Now, he said, the state is preparing to turn that unit into a “therapeutic” space for mental health counseling and family visiting.
The state Department of Buildings and General Services, McLean added, has estimated that it will cost about $260,000 for the renovation and take about 15 months to complete, a time frame he hopes can be accelerated.
During the hearing Tuesday, Monica Hutt, acting deputy secretary of the state Agency of Human Services, which oversees DCF, testified that the state is “committed” to funding that work.
In its legal action filed earlier this year seeking the injunction, Disability Rights Vermont had termed the physical restraint and seclusion policies and practices at the Woodside facility in Colchester as “dangerous” and “excessive.”
The nonprofit organization, which advocates for people with disabilities and mental health issues, sought to stop those practices at Woodside through the legal action, eventually leading to the preliminary injunction granted by Judge Crawford in August.
In its lawsuit, Disability Rights Vermont cited 11 reports issued by DCF’s Residential Licensing and Special Investigations Unit in October 2018 finding violations of state regulations at Woodside.
Those reports found instances of unnecessary use of restraints and seclusion on youth at the facility, and inadequate mental health treatment for children actively suicidal.
Meanwhile, the fate of Woodside remains an open question going forward.

Lawmakers last session discussed a proposed that would have replaced the facility at a cost of $23.3 million.
Also, last fall, the state opted to drop its two-year effort to secure federal funding to help cover the costs of running the facility, with the federal government saying the facility didn’t meet its criteria for a psychiatric residential treatment facility provider.
“DCF is committed to continuing the process of reforming Woodside and its approach to working with at-risk youth,” McLean, the DCF attorney, wrote in a filing submitted this week in the case.
“However,” he added, “the future of Woodside remains subject to legislative action.”
Hutt, the acting deputy AHS secretary, testified Tuesday that the state is taking steps to prevent an incident such as the one that happened to the girl in the video.
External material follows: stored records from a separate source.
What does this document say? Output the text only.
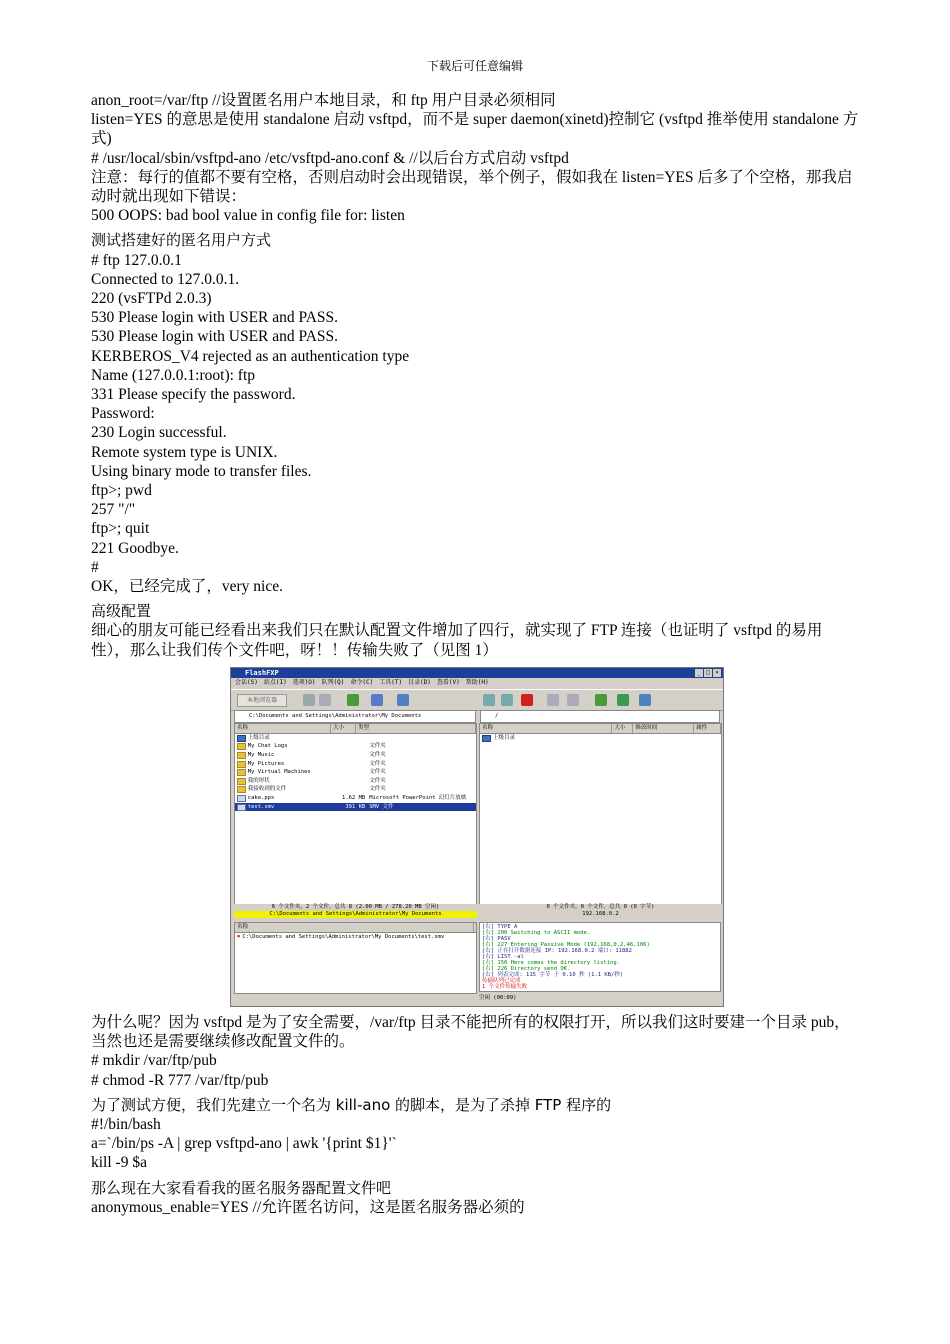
下载后可任意编辑

anon_root=/var/ftp //设置匿名用户本地目录，和 ftp 用户目录必须相同

listen=YES 的意思是使用 standalone 启动 vsftpd，而不是 super daemon(xinetd)控制它 (vsftpd 推举使用 standalone 方式)

# /usr/local/sbin/vsftpd-ano /etc/vsftpd-ano.conf & //以后台方式启动 vsftpd

注意：每行的值都不要有空格，否则启动时会出现错误，举个例子，假如我在 listen=YES 后多了个空格，那我启动时就出现如下错误：

500 OOPS: bad bool value in config file for: listen

测试搭建好的匿名用户方式

# ftp 127.0.0.1

Connected to 127.0.0.1.

220 (vsFTPd 2.0.3)

530 Please login with USER and PASS.

530 Please login with USER and PASS.

KERBEROS_V4 rejected as an authentication type

Name (127.0.0.1:root): ftp

331 Please specify the password.

Password:

230 Login successful.

Remote system type is UNIX.

Using binary mode to transfer files.

ftp>; pwd

257 "/"

ftp>; quit

221 Goodbye.

#

OK，已经完成了，very nice.

高级配置

细心的朋友可能已经看出来我们只在默认配置文件增加了四行，就实现了 FTP 连接（也证明了 vsftpd 的易用性），那么让我们传个文件吧，呀！！传输失败了（见图 1）

FlashFXP	_ □ ×
会话(S) 站点(I) 选项(O) 队列(Q) 命令(C) 工具(T) 目录(D) 查看(V) 帮助(H)
本地浏览器
C:\Documents and Settings\Administrator\My Documents	/
名称	大小	类型
上级目录
My Chat Logs	文件夹
My Music	文件夹
My Pictures	文件夹
My Virtual Machines	文件夹
我的形状	文件夹
我接收到的文件	文件夹
cake.pps	1.62 MB Microsoft PowerPoint 幻灯片放映
test.smv	391 KB SMV 文件
名称	大小	修改时间	属性
上级目录
6 个文件夹，2 个文件，总共 8 (2.00 MB / 278.20 MB 空闲)
C:\Documents and Settings\Administrator\My Documents
0 个文件夹，0 个文件，总共 0 (0 字节)
192.168.0.2
名称
✖ C:\Documents and Settings\Administrator\My Documents\test.smv
[右] TYPE A
[右] 200 Switching to ASCII mode.
[右] PASV
[右] 227 Entering Passive Mode (192,168,0,2,46,106)
[右] 正在打开数据连接 IP: 192.168.0.2 端口: 11882
[右] LIST -al
[右] 150 Here comes the directory listing.
[右] 226 Directory send OK.
[右] 列表完成: 115 字节 于 0.10 秒 (1.1 KB/秒)
传输队列已完成
1 个文件传输失败
空闲 (00:09)

为什么呢？因为 vsftpd 是为了安全需要，/var/ftp 目录不能把所有的权限打开，所以我们这时要建一个目录 pub，当然也还是需要继续修改配置文件的。

# mkdir /var/ftp/pub

# chmod -R 777 /var/ftp/pub

为了测试方便，我们先建立一个名为 kill-ano 的脚本，是为了杀掉 FTP 程序的

#!/bin/bash

a=`/bin/ps -A | grep vsftpd-ano | awk '{print $1}'`

kill -9 $a

那么现在大家看看我的匿名服务器配置文件吧

anonymous_enable=YES //允许匿名访问，这是匿名服务器必须的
In that case, Hutt said, the girl had been returned to Woodside after she was denied care at an emergency room because her actions were deemed to be behavioral rather than medical.
Hutt said the state is working now to have alternative placements ready for youth in need of higher level of care and are rejected for treatment elsewhere.
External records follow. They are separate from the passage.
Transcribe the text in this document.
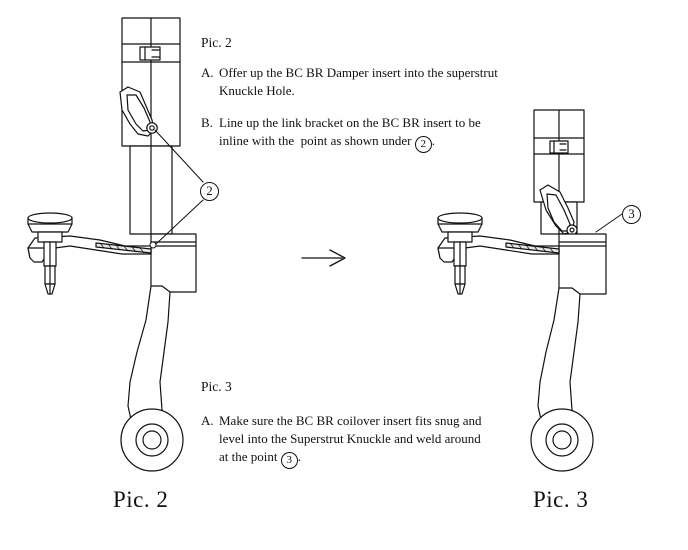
2
3
Pic. 2
A. Offer up the BC BR Damper insert into the superstrut
Knuckle Hole.
B. Line up the link bracket on the BC BR insert to be
inline with the  point as shown under 2 .
Pic. 3
A. Make sure the BC BR coilover insert fits snug and
level into the Superstrut Knuckle and weld around
at the point 3 .
Pic. 2	Pic. 3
She said the case involving the girl revealed a gap in the system the state has worked to fill with partnerships with other mental health care providers.
The state has also retained the Council Of Juvenile Correctional Administrators, a national nonprofit organization working to improve juvenile correctional services and facilities.
Penny Sampson, an officials with that organization, testified Tuesday of the work she has done with the state to implement national recognized “trauma informed” practices for addressing de-escalation and restraint at Woodside.
She talked of trainings that have taken place with Woodside staff that remain ongoing.
Sampson also testified that the changes are underway to the intake and screening process to better identify youth in need of a higher level of care than can be provided at Woodside.
Judge Crawford asked Sampson if she knew why Woodside had only three youth currently at the facility.
“Where is everybody?” the judge asked her.
“That’s a good question,” Sampson replied. “I don’t know.”